Сосед шумно вздохнул:
— Ладно… Спать надо. Завтра жена придет.
Он отвернулся к стене и засопел.
И Ковалев, закрыв глаза, увидел его сон: в большой белой комнате он плел паутину, и сваривал узлы электросваркой, и в полыхании мертвенного света паутина то натягивалась, то опадала, содрогаясь, и затягивала всю комнату, пока не померк свет в окне.
Из этого сна Ковалев шагнул в другой. Здесь было шумно, катастрофы сотрясали землю, миллионные людские волны — от горизонта до горизонта — устремились друг на друга, сошлись, вскипели. Ни лиц, ни отдельных фигур; два моря. Гул стоял над землей, черное небо ослепло от дыма. Потом стало темно и тихо и во тьме раздался жалобный вой идиота, скулёж — в пустоте.
В третьем сне Ковалев увидел голого, без перьев, петуха, клекотавшего среди пустой комнаты. Петух стал наливаться кровью, пупырышки пухли, увеличиваясь в размерах, свесился набок багровый гребень, — и вдруг лопнул, брызнув фиолетовой кровью.

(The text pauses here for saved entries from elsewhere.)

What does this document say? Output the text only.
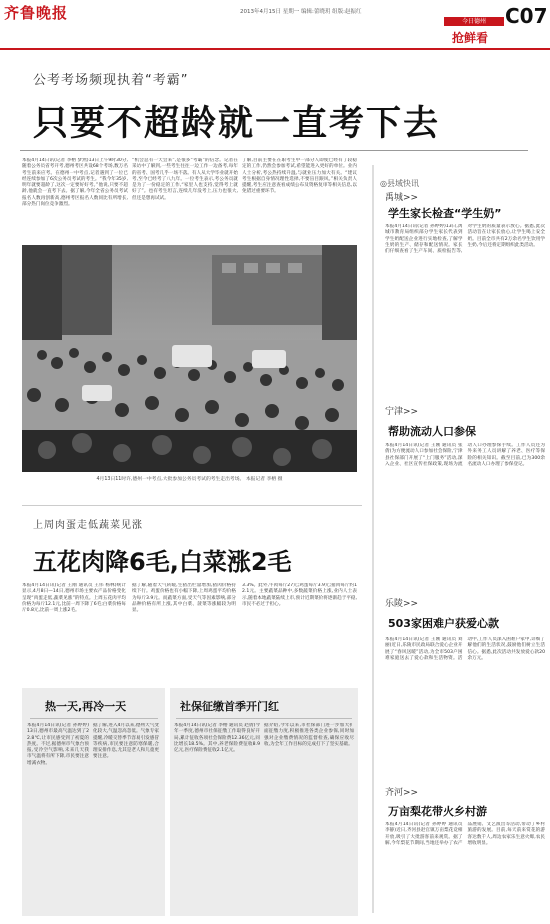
齐鲁晚报	2013年4月15日 星期一 编辑:蕾晓玥 组版:赵振红
今日德州
抢鲜看
C07
公考考场频现执着“考霸”
只要不超龄就一直考下去
本报4月14日讯(记者 李榕 梦然)13日上午9时30分,随着公务员省考开考,德州考区共设68个考场,数万名考生前来应考。在德州一中考点,记者遇到了一位已经连续参加了6次公务员考试的考生。“我今年35岁,明年就要超龄了,这次一定要好好考。”他说,只要不超龄,他就会一直考下去。据了解,今年全省公务员考试报名人数再创新高,德州考区报名人数同比有所增长,部分热门岗位竞争激烈。
“机会总有一天会来”,是很多“考霸”的信念。记者在采访中了解到,一些考生往往一边工作一边备考,每年的省考、国考几乎一场不落。有人从大学毕业就开始考,至今已经考了八九年。一位考生表示,考公务员就是为了一份稳定的工作,“家里人也支持,觉得考上就好了”。也有考生坦言,连续几年没考上,压力也很大,但还是想再试试。
了解,目前主要在在职考生中一部分人即使已经有了较稳定的工作,仍然会参加考试,希望能进入更好的单位。业内人士分析,考公热持续升温,与就业压力加大有关。“建议考生根据自身情况理性选择,不要盲目跟风。”相关负责人提醒,考生应注意查看成绩公布及资格复审等相关信息,以免错过重要环节。
4月13日11时许,德州一中考点,大批参加公务员考试的考生走出考场。 本报记者 李榕 摄
◎县域快讯
禹城>>
学生家长检查“学生奶”
本报4月14日讯(记者 孙婷婷)13日,禹城市教育局组织部分学生家长代表到学生奶配送企业进行实地检查,了解学生奶的生产、储存和配送情况。家长们仔细查看了生产车间、质检报告等,对学生奶的质量表示放心。据悉,此次活动旨在让家长放心,让学生喝上安全奶。目前全市共有2万余名学生饮用学生奶,今后还将定期组织此类活动。
宁津>>
帮助流动人口参保
本报4月14日讯(记者 王刚 通讯员 张倩)为方便流动人口参加社会保险,宁津县社保部门开展了“上门服务”活动,深入企业、社区宣传社保政策,现场为流动人口办理参保手续。工作人员还为外来务工人员讲解了养老、医疗等保险的相关知识。截至目前,已为300余名流动人口办理了参保登记。
乐陵>>
503家困难户获爱心款
本报4月14日讯(记者 王刚 通讯员 刘丽)近日,乐陵市民政局联合爱心企业开展了“春风送暖”活动,为全市503户困难家庭送去了爱心款和生活物资。活动中,工作人员深入困难户家中,详细了解他们的生活状况,鼓励他们树立生活信心。据悉,此次活动共发放爱心款20余万元。
齐河>>
万亩梨花带火乡村游
本报4月14日讯(记者 孙婷婷 通讯员 李静)近日,齐河县赵官镇万亩梨花竞相开放,吸引了大批游客前来观赏。据了解,今年梨花节期间,当地还举办了农产品展销、文艺演出等活动,带动了乡村旅游的发展。目前,每天前来赏花的游客达数千人,周边农家乐生意火爆,农民增收明显。
上周肉蛋走低蔬菜见涨
五花肉降6毛,白菜涨2毛
本报4月14日讯(记者 王刚 通讯员 王伟 杨林)统计显示,4月8日—14日,德州市场主要农产品价格变化呈现“肉蛋走低,蔬菜见涨”的特点。上周五花肉平均价格为每斤12.1元,比前一周下降了6毛;白菜价格每斤0.8元,比前一周上涨2毛。
据了解,随着天气转暖,生猪出栏量增加,猪肉价格持续下行。鸡蛋价格也有小幅下降,上周鸡蛋平均价格为每斤3.9元。而蔬菜方面,受天气等因素影响,部分品种价格有所上涨,其中白菜、菠菜等涨幅较为明显。
3.3%。此外,牛肉每斤27元;鸡蛋每斤3.9元;猪肉每斤约12.1元。主要蔬菜品种中,多数蔬菜价格上涨,业内人士表示,随着本地蔬菜陆续上市,预计近期菜价将逐渐趋于平稳,市民不必过于担心。
热一天,再冷一天
本报4月14日讯(记者 孙婷婷)13日,德州市最高气温达到了22.8℃,让市民感受到了初夏的热度。不过,据德州市气象台预报,受冷空气影响,未来几天我市气温将有所下降,市民要注意增减衣物。
据了解,进入4月以来,德州天气变化较大,气温忽高忽低。气象专家提醒,冷暖交替季节容易引发感冒等疾病,市民要注意防寒保暖,合理安排作息,尤其是老人和儿童更要注意。
社保征缴首季开门红
本报4月14日讯(记者 李榕 通讯员 赵倩)今年一季度,德州市社保征缴工作取得良好开局,累计征收各项社会保险费12.36亿元,同比增长18.5%。其中,养老保险费征收8.9亿元,医疗保险费征收2.1亿元。
据介绍,今年以来,市社保部门进一步加大扩面征缴力度,积极推进各类企业参保,同时加强对企业缴费情况的监督检查,确保应收尽收,为全年工作目标的完成打下了坚实基础。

«Что же это такое, господи? — обрывочно думалось Ковалеву. — Есть ли Бог? И зачем молиться ему, если он не может помочь?»
Нет, подумал он потом, — надо молиться для себя, для своей души, чтобы она не потерялась в космосе, не потерялась в пустоте и мраке.
Из-под пола протянулись бледные руки — много рук, как картофельные ростки в погребе на исходе зимы, — и послышались знакомые голоса: «Нету нас, нету нас. Предали нас, предали нас…»
Ковалев открыл глаза. Душная бессмыслица наполняла палату. Он вскочил, нашел в кармане сигарету и спички, выскользнул за дверь в пустынный полутемный коридор.